The timing is deliberate. Jody Allen, who inherited the Seahawks and Portland Trail Blazers after her brother Paul's death in 2018, has been fielding inquiries since late 2023, when her advisory team at Allen & Company began circulating a preliminary information memorandum. First-round bids are expected by mid-March, with binding offers due in May. Khosla's name has circulated in Bay Area sports finance circles since January, when he attended a private dinner in Atherton with two former NFL executives and a managing director from Raine Group, which is advising Allen on the sale. One person at the dinner said Khosla asked specific questions about the league's debt policy—teams can lever up to $1.25 billion against franchise value—and whether the NFL would entertain a SPAC structure for fractional ownership. The answer was no.
Khosla's interest matters because it signals that Silicon Valley's allocation to sports franchises is no longer confined to soccer clubs and Formula 1 paddock sponsorships. Khosla Ventures has backed 700-plus companies since 2004, including Affirm, DoorDash, and Impossible Foods. Khosla himself has a pattern of taking concentrated positions in contrarian assets: he bought 16 million acres of forestland in 2020, then spent $37 million fighting a California beach-access lawsuit that he ultimately lost.

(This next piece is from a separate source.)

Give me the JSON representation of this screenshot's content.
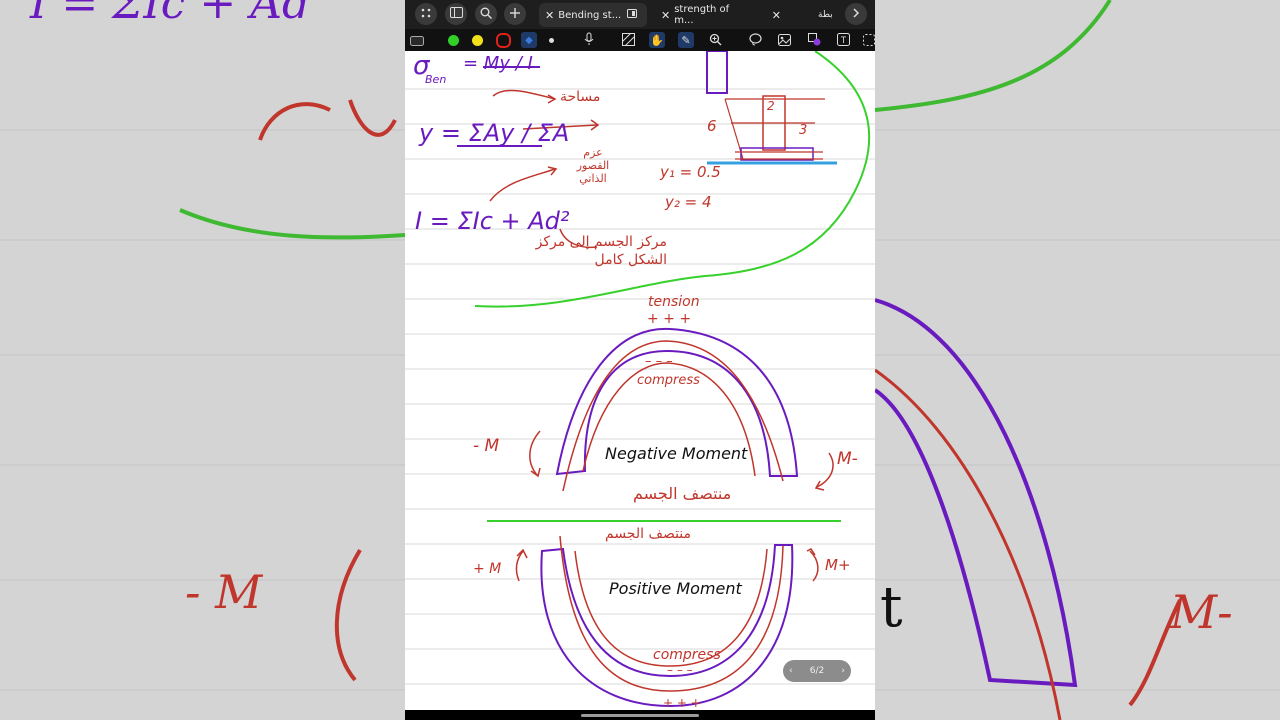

The Seahawks bid would be his first attempt to own a North American major-league franchise outright, though he has floated offers for cricket teams in the Indian Premier League twice, according to two people who reviewed term sheets in 2019 and 2021.
What to watch: Khosla will need to formally notify the 49ers' ownership committee of his intent to sell, a process that typically takes 60 to 90 days if the stake is unencumbered. If he moves faster, it suggests the equity was structured as a right-of-first-refusal position that DeBartolo York can simply buy back at a preset formula. Separately, Allen's team is expected to narrow the Seahawks bidder pool to three or four groups by late April, which means Khosla's financing commitments—likely a mix of Khosla Ventures capital, family-office co-investors, and club-level debt—will need to be locked by early March. The NFL finance committee meets in mid-May.
Khosla has not hired a sports banker, which is unusual for a bid of this size. Two sources said he is working directly with his longtime attorney, a partner at Wilson Sonsini who structured his forestland acquisitions and has no prior NFL experience. That suggests Khosla believes the path is cleaner than it appears—or that he is using the bid to pressure another outcome. The 49ers play the Seahawks twice a year.